Violence and Nonviolence in Shinran
by
Dennis Hirota
Abstract (excerpt)
This article examines the Pure Land Buddhist thinker Shinran (1173–1263), from whose teachings the Shin Buddhist tradition emerged. Shinran’s ideas provide an alternative model for considering moral judgments and issues related to violence. Since Shinran viewed violence as a mode of human action, the author asks how violence, whether inflicted or suffered, is to be understood by Shin Buddhists…
1. Introduction (excerpt… 1 of 11)
The Pure Land Buddhist thinker Shinran (1173–1263) lived in a time of widespread social turbulence and conflict: the incessant rivalries and armed clashes among various court, temple, and warrior factions during the Heian and Kamakura eras… Through his years of writing and disseminating Buddhist teachings, Shinran’s life was strictly circumscribed in scope and opportunity—a defrocked and formerly exiled priest, openly married even while wearing monk’s robes, living as a preacher in the countryside or with relatives in the capital as he transmitted a proscribed teaching. Despite such constraints, he articulated a mode of thinking that continues to influence social life in Japan and provides an alternative model for considering moral judgments and issues of violence today.
As an offspring of the Hino, a minor and waning branch of the Fujiwara clan, Shinran experienced how aristocratic privilege and ambition reached into the great monasteries during his twenty years as a Tendai monk… on Mount Hiei. Late in life, in hymns for laypeople, he decried the widespread degeneracy of the Buddhist orders…
Shinran is among the “wandering monks” (hijiri) of the period who discarded their temple affiliations and monastic careers, some after achieving considerable rank, to seek a genuinely liberating path as “neither a monk nor one in worldly life” (Collected Works of Shinran, hereafter CWS, I: 289).

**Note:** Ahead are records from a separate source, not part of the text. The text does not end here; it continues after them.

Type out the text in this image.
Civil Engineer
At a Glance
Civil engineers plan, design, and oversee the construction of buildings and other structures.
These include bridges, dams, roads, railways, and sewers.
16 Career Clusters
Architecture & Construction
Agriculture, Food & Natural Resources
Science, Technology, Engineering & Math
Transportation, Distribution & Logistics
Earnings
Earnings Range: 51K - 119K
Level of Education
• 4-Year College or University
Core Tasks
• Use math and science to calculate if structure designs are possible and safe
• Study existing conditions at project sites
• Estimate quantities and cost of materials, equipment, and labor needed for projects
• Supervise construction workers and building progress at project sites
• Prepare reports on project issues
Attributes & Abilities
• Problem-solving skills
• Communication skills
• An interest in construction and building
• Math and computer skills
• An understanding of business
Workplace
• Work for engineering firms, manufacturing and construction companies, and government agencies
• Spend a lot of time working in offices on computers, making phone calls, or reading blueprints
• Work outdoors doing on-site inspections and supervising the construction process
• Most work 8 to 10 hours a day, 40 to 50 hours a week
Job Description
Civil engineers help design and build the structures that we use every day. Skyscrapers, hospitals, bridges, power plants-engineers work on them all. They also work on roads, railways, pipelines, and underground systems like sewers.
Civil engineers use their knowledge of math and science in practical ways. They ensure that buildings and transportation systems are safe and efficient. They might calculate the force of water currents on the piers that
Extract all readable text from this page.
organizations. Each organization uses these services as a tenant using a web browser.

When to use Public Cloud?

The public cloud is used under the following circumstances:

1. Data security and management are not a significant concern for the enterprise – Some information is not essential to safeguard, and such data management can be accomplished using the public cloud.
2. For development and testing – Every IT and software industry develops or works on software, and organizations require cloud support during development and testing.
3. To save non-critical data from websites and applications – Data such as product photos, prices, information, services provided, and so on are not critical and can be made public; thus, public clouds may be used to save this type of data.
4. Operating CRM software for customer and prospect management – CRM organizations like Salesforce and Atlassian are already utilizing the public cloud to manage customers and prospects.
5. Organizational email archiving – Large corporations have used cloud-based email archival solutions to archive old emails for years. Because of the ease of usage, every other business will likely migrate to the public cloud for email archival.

At twenty-nine, Shinran descended Mount Hiei to become a follower of Hōnen (1133–1212), who advocated the practice of saying the nembutsu (“Namu-amida-butsu,” the “name” of Amida Buddha), entrusting oneself to Amida’s Vow to bring all beings to awakening.
After six years with Hōnen, Shinran was banished from the capital together with his master and a number of other followers. Four others were executed. Persecution of the new Pure Land movement that was spreading among the general populace continued periodically throughout Shinran’s life, including by manor lords and ruling warriors in the countryside. In the postscript to his major work, A Collection of Passages on the True and Real Teaching, Practice, and Realization of the Pure Land Way (hereafter Teaching, Practice, and Realization), Shinran denounces the violence instigated by a hostile ecclesiastical establishment and perpetrated by the court to suppress Hōnen’s Pure Land teaching:
The emperor and his ministers, acting against the dharma and violating human rectitude, became enraged and embittered. As a result, Master Genkū [Hōnen]—the eminent founder who had enabled the true essence of the Pure Land way to spread vigorously [in Japan]—and a number of his followers, without receiving any deliberation of their [alleged] crimes, were summarily sentenced to death or stripped of their ordinations … and consigned to distant banishment. I was among the latter. (CWS I: 289)

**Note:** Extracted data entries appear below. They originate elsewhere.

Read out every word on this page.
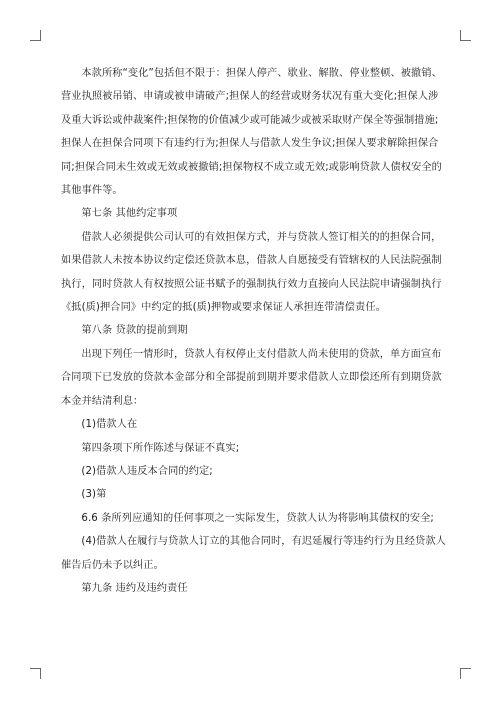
本款所称“变化”包括但不限于：担保人停产、歇业、解散、停业整顿、被撤销、
营业执照被吊销、申请或被申请破产;担保人的经营或财务状况有重大变化;担保人涉
及重大诉讼或仲裁案件;担保物的价值减少或可能减少或被采取财产保全等强制措施;
担保人在担保合同项下有违约行为;担保人与借款人发生争议;担保人要求解除担保合
同;担保合同未生效或无效或被撤销;担保物权不成立或无效;或影响贷款人债权安全的
其他事件等。

第七条 其他约定事项

借款人必须提供公司认可的有效担保方式，并与贷款人签订相关的的担保合同，
如果借款人未按本协议约定偿还贷款本息，借款人自愿接受有管辖权的人民法院强制
执行，同时贷款人有权按照公证书赋予的强制执行效力直接向人民法院申请强制执行
《抵(质)押合同》中约定的抵(质)押物或要求保证人承担连带清偿责任。

第八条 贷款的提前到期

出现下列任一情形时，贷款人有权停止支付借款人尚未使用的贷款，单方面宣布
合同项下已发放的贷款本金部分和全部提前到期并要求借款人立即偿还所有到期贷款
本金并结清利息：

(1)借款人在

第四条项下所作陈述与保证不真实;

(2)借款人违反本合同的约定;

(3)第

6.6 条所列应通知的任何事项之一实际发生，贷款人认为将影响其债权的安全;

(4)借款人在履行与贷款人订立的其他合同时，有迟延履行等违约行为且经贷款人
催告后仍未予以纠正。

第九条 违约及违约责任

This chapter considers Shinran’s view of violence as a mode of human action. How is violence, whether inflicted or suffered, to be understood and managed by Shin Buddhists? And what does Shinran’s thought offer for our understanding of violence in the world today?

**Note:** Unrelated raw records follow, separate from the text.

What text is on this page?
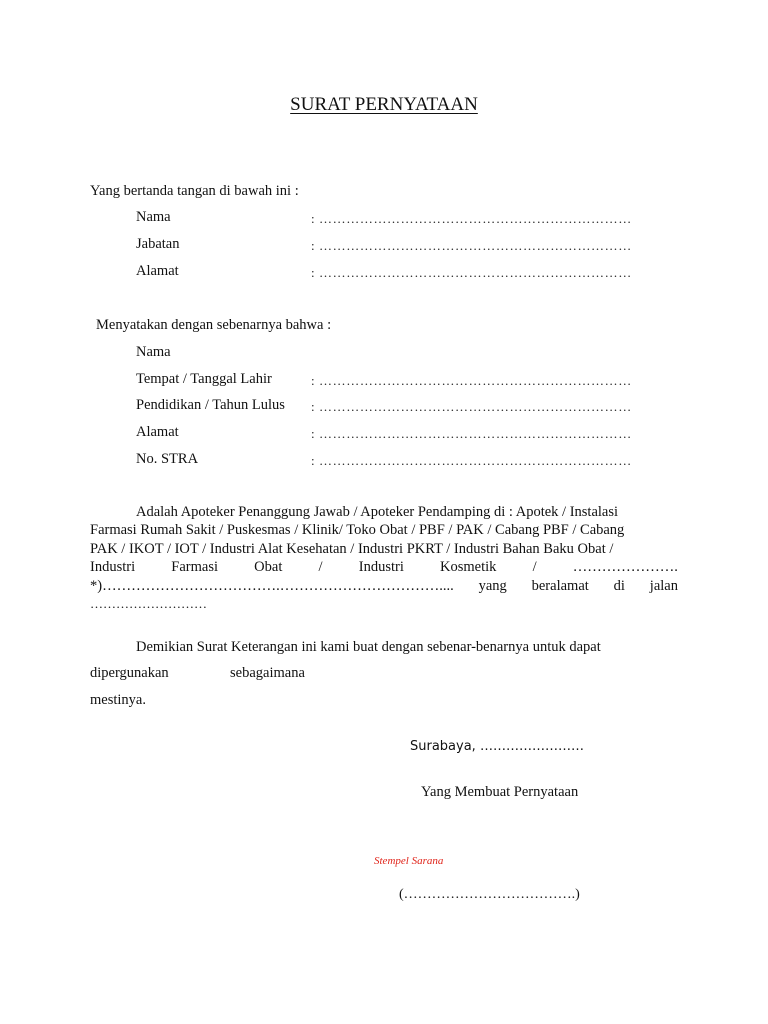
SURAT PERNYATAAN
Yang bertanda tangan di bawah ini :
Nama	: ……………………………………………………………
Jabatan	: ……………………………………………………………
Alamat	: ……………………………………………………………
Menyatakan dengan sebenarnya bahwa :
Nama
Tempat / Tanggal Lahir	: ……………………………………………………………
Pendidikan / Tahun Lulus : ……………………………………………………………
Alamat	: ……………………………………………………………
No. STRA	: ……………………………………………………………
Adalah Apoteker Penanggung Jawab / Apoteker Pendamping di : Apotek / Instalasi
Farmasi Rumah Sakit / Puskesmas / Klinik/ Toko Obat / PBF / PAK / Cabang PBF / Cabang
PAK / IKOT / IOT / Industri Alat Kesehatan / Industri PKRT / Industri Bahan Baku Obat /
Industri Farmasi Obat / Industri Kosmetik / ………………….
*)……………………………….…………………………….... yang beralamat di jalan
………………………
Demikian Surat Keterangan ini kami buat dengan sebenar-benarnya untuk dapat
dipergunakan	sebagaimana
mestinya.
Surabaya, ……………………
Yang Membuat Pernyataan
Stempel Sarana
(……………………………….)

2. Violence and Codes of Conduct
Modern discussions of violence commonly pursue rules of conduct rooted in universal norms. As the philosopher Charles Taylor points out, “a great deal of effort in modern liberal society is invested in defining and applying codes of conduct.”. He further notes the widespread assumption that such codes “can be generated from a single source or principle,” such as a “mode of calculation of utility.” We seek a unitary standard that will enable a shared determination of appropriate action in specific situations, thus fostering a just society in which individuals enjoy both communal order and freedom, unfettered by either the threat of violence or undue constraint.
Religious traditions are often understood to have served in the past to provide such foundational principles. In most Buddhist traditions, an ethicized notion of karma and the various formulations of virtues and precepts for monastics and lay practitioners may be seen to have offered such support. Recent efforts by Buddhists to reinterpret such guidelines for practice as the six paramitas or the five precepts in terms of contemporary social life reflect the modern demand for codes of conduct that Taylor identifies.